伊莱把帕子收了起来,祂看着挪亚红彤彤的眼睛,别开了视线。
【真不习惯。】
挪亚之前在自己面前一直没哭过,也没展现过脆弱的一面,这一次来的太突然,祂反而被打的措手不及,迷茫了起来。
“谢谢你安慰我。”
还是挪亚打破的空气,伊莱看着已经恢复正常的男人,想了想才开口说道。
“没事,算不上安慰,实话实说罢了。“
伊莱拿起了外套,祂看了看挪亚穿的严严实实的,有些惋惜的穿上了衣服。
“……你还挺会说话的…”
伊莱:“……”
????
不是。
什么意思?
我之前说的那些话怎么你了?
你刚恢复好一些,就当着我的面,水灵灵的拉踩起来了?!!!
不带这样玩的!!!
“……”
“……走吗?“
伊莱看着一步一回头,恋恋不舍的挪亚,忽然觉得自己的情商确实还不够高。
要是那个家伙在的话,他应该能找到一条让大家都满意的折中方案吧。
“……”
伊莱拉开门,让挪亚先坐进去。
他说的是对的。
自己确实不懂人心。
“……”
“想什么呢?这么安静。”
挪亚望着坐在前排点火的伊莱,出声询问道。
明明他才是应该悲伤,无话可说的人,到了今晚,反倒是平日里能言善辩的赏金猎人话都不会说了。
一个晚上除了沉默就是沉默。
“……我无法理解你的悲伤。”
“……就因为这个?”
伊莱点点头,挪亚看着车窗外的风景,忽地笑了一声。
“不用在意,伊莱,这个世界上,没有谁能真正的了解谁。”
“我们都是彼此生命的过客……”
……
偌大的地下室内,空气不流通,灯泡一闪一闪的悬挂在头顶,仿若电影的宣传片。
昏暗的灯光会让人感到头疼,斑驳的黄色墙壁则让人作呕,从地面往上爬的痕迹说明了这块地方的历史悠久。
穿过一扇摇晃的铁门往里走,你能看到地面上多了一些飞溅的血迹。它们的颜色已经开始转粉了。

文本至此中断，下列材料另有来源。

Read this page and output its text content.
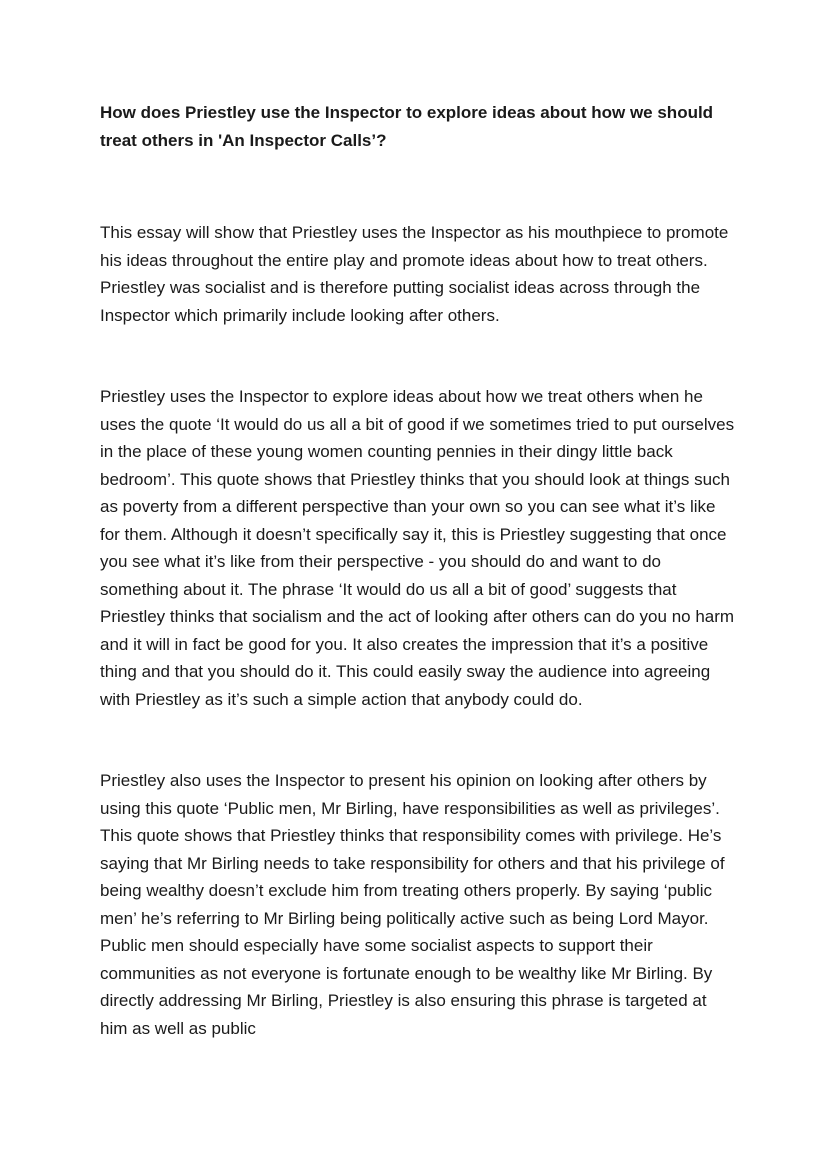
How does Priestley use the Inspector to explore ideas about how we should treat others in 'An Inspector Calls’?

This essay will show that Priestley uses the Inspector as his mouthpiece to promote his ideas throughout the entire play and promote ideas about how to treat others. Priestley was socialist and is therefore putting socialist ideas across through the Inspector which primarily include looking after others.

Priestley uses the Inspector to explore ideas about how we treat others when he uses the quote ‘It would do us all a bit of good if we sometimes tried to put ourselves in the place of these young women counting pennies in their dingy little back bedroom’. This quote shows that Priestley thinks that you should look at things such as poverty from a different perspective than your own so you can see what it’s like for them. Although it doesn’t specifically say it, this is Priestley suggesting that once you see what it’s like from their perspective - you should do and want to do something about it. The phrase ‘It would do us all a bit of good’ suggests that Priestley thinks that socialism and the act of looking after others can do you no harm and it will in fact be good for you. It also creates the impression that it’s a positive thing and that you should do it. This could easily sway the audience into agreeing with Priestley as it’s such a simple action that anybody could do.

Priestley also uses the Inspector to present his opinion on looking after others by using this quote ‘Public men, Mr Birling, have responsibilities as well as privileges’. This quote shows that Priestley thinks that responsibility comes with privilege. He’s saying that Mr Birling needs to take responsibility for others and that his privilege of being wealthy doesn’t exclude him from treating others properly. By saying ‘public men’ he’s referring to Mr Birling being politically active such as being Lord Mayor. Public men should especially have some socialist aspects to support their communities as not everyone is fortunate enough to be wealthy like Mr Birling. By directly addressing Mr Birling, Priestley is also ensuring this phrase is targeted at him as well as public
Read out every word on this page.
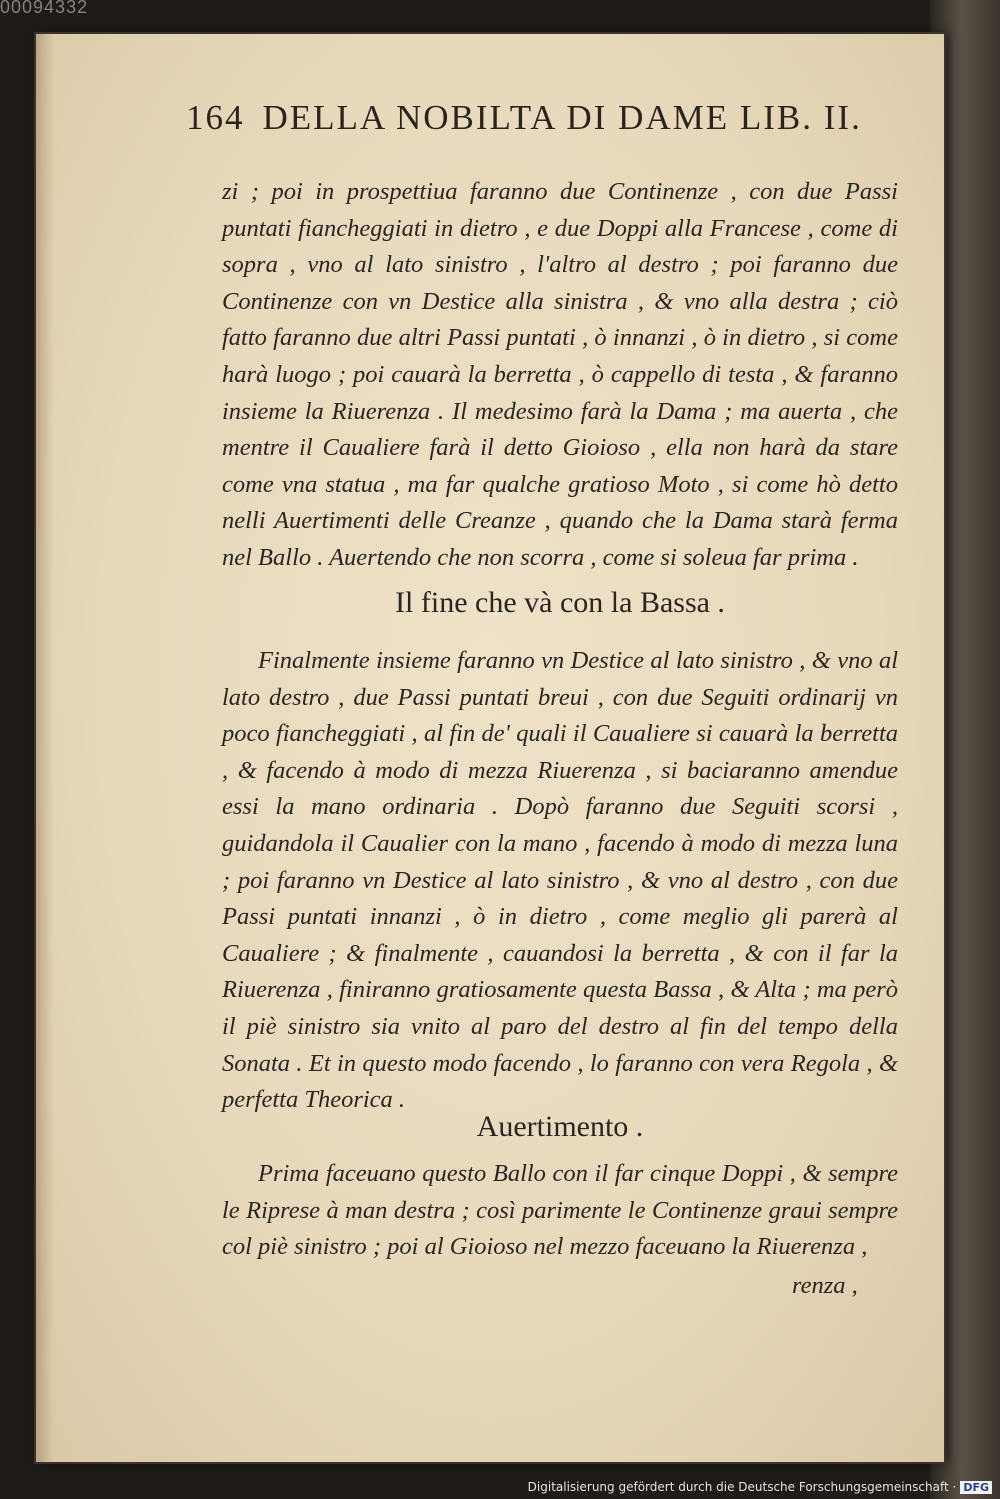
00094332
164 DELLA NOBILTA DI DAME LIB. II.

zi ; poi in prospettiua faranno due Continenze , con due Passi puntati fiancheggiati in dietro , e due Doppi alla Francese , come di sopra , vno al lato sinistro , l'altro al destro ; poi faranno due Continenze con vn Destice alla sinistra , & vno alla destra ; ciò fatto faranno due altri Passi puntati , ò innanzi , ò in dietro , si come harà luogo ; poi cauarà la berretta , ò cappello di testa , & faranno insieme la Riuerenza . Il medesimo farà la Dama ; ma auerta , che mentre il Caualiere farà il detto Gioioso , ella non harà da stare come vna statua , ma far qualche gratioso Moto , si come hò detto nelli Auertimenti delle Creanze , quando che la Dama starà ferma nel Ballo . Auertendo che non scorra , come si soleua far prima .

Il fine che và con la Bassa .

Finalmente insieme faranno vn Destice al lato sinistro , & vno al lato destro , due Passi puntati breui , con due Seguiti ordinarij vn poco fiancheggiati , al fin de' quali il Caualiere si cauarà la berretta , & facendo à modo di mezza Riuerenza , si baciaranno amendue essi la mano ordinaria . Dopò faranno due Seguiti scorsi , guidandola il Caualier con la mano , facendo à modo di mezza luna ; poi faranno vn Destice al lato sinistro , & vno al destro , con due Passi puntati innanzi , ò in dietro , come meglio gli parerà al Caualiere ; & finalmente , cauandosi la berretta , & con il far la Riuerenza , finiranno gratiosamente questa Bassa , & Alta ; ma però il piè sinistro sia vnito al paro del destro al fin del tempo della Sonata . Et in questo modo facendo , lo faranno con vera Regola , & perfetta Theorica .

Auertimento .

Prima faceuano questo Ballo con il far cinque Doppi , & sempre le Riprese à man destra ; così parimente le Continenze graui sempre col piè sinistro ; poi al Gioioso nel mezzo faceuano la Riuerenza ,

renza ,
Digitalisierung gefördert durch die Deutsche Forschungsgemeinschaft · DFG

再往里走,地上都血迹变得多了起来,几个不显眼的血脚印烙印在地面上,浓郁的铁锈味宣告了这里发生了些什么
“……”
“别光站着啊,过来帮帮忙呗。“
罪一只手拖着一具尸体,他踢开拦路的椅子,防止血流到身上的同时还要一边观察身后的路,一边注意别让死去的人爆出点零件什么的。
整个人艰难的往后退。
路程没走多远,人已经快累的不行了。
罚看了看,暂停了洗手,朝着搭档的方向走去。
二人刚从轮船上下来就被组织派发到这个鬼地方来做任务。
这个地方偏僻人少就不说了,走了半天找不见几个买东西的也不说了,最主要的是,他们的任务地点居然是藏在地底下的!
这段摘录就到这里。